Alzheimer’s Caregiving Study Advances Across Diverse Contexts

The Gerontological Society of America

A new supplemental issue to The Journals of Gerontology, Series B: Psychological Sciences and Social Sciences features papers resulting from a gathering of experts that emphasized racial/ethnic and contextual factors in the study of Alzheimer’s disease and related dementias (ADRD) care using a team science approach.

According to this journal issue, titled “ADRD Care in Context,” recent estimates indicate that 6.5 million people in the U.S. live with ADRD, and more than 11 million Americans care for people with these conditions, providing 16 billion hours (valued at $271 billion) of unpaid assistance annually. Further, older adults from minoritized racial and ethnic groups exhibit greater prevalence and incidence of ADRD than the non-Hispanic white population, and the experience of ADRD care varies with cultural context because of differences in values, social support, and coping styles.

Kristine J. Ajrouch, PhD, FGSA, Noah J. Webster, PhD, FGSA, Laura B. Zahodne, PhD, and Toni C. Antonucci, PhD, FGSA, served as guest editors. In their opening article, they wrote that though ADRD caregiving is common regardless of race or ethnicity, the role of cultural complexity in ADRD care has been recognized yet often neglected in research and service provision.

“Focusing on caregiving among different racial/ethnic groups provides unique opportunities to examine relevant within-group factors and to emphasize the advantages of precise indicators such as geographic region, language, educational factors, and acculturation,” the guest editors state. “ADRD caregiving research has the potential to expand knowledge when diverse samples are included and culturally relevant conceptual models and theoretical perspectives are privileged.”

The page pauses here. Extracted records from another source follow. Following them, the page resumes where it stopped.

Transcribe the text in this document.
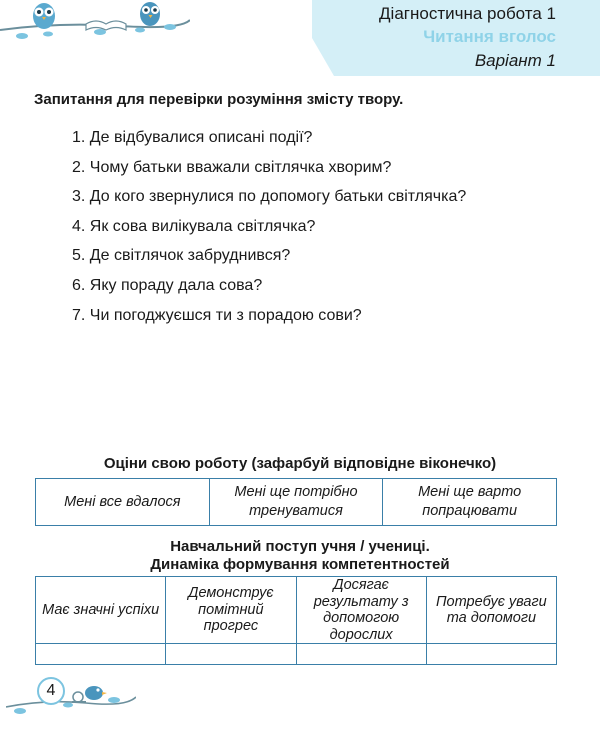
Діагностична робота 1
Читання вголос
Варіант 1
Запитання для перевірки розуміння змісту твору.
1. Де відбувалися описані події?
2. Чому батьки вважали світлячка хворим?
3. До кого звернулися по допомогу батьки світлячка?
4. Як сова вилікувала світлячка?
5. Де світлячок забруднився?
6. Яку пораду дала сова?
7. Чи погоджуєшся ти з порадою сови?
Оціни свою роботу (зафарбуй відповідне віконечко)
Мені все вдалося	Мені ще потрібно тренуватися	Мені ще варто попрацювати
Навчальний поступ учня / учениці.
Динаміка формування компетентностей
Має значні успіхи	Демонструє помітний прогрес	Досягає результату з допомогою дорослих	Потребує уваги та допомоги

4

This supplemental issue was supported by Michigan Center for Contextual Factors in Alzheimer’s Disease (MCCFAD), funded by the National Institute on Aging of the National Institutes of Health. The articles are the result of MCCFAD’s second annual Summer Data Immersion program held in June 2021, which virtually convened 42 researchers from over 35 universities. During the program, data from the National Health and Aging Trends Study and its linked National Study of Caregiving were used to investigate multiple ADRD care topics, including immigrant contexts; end-of-life caregiving; multiple caregivers; spousal caregiving; geographic contexts; interactions with the medical system; costs of ADRD caregiving; COVID-19; and paid care in the contexts of community and long-term care environments.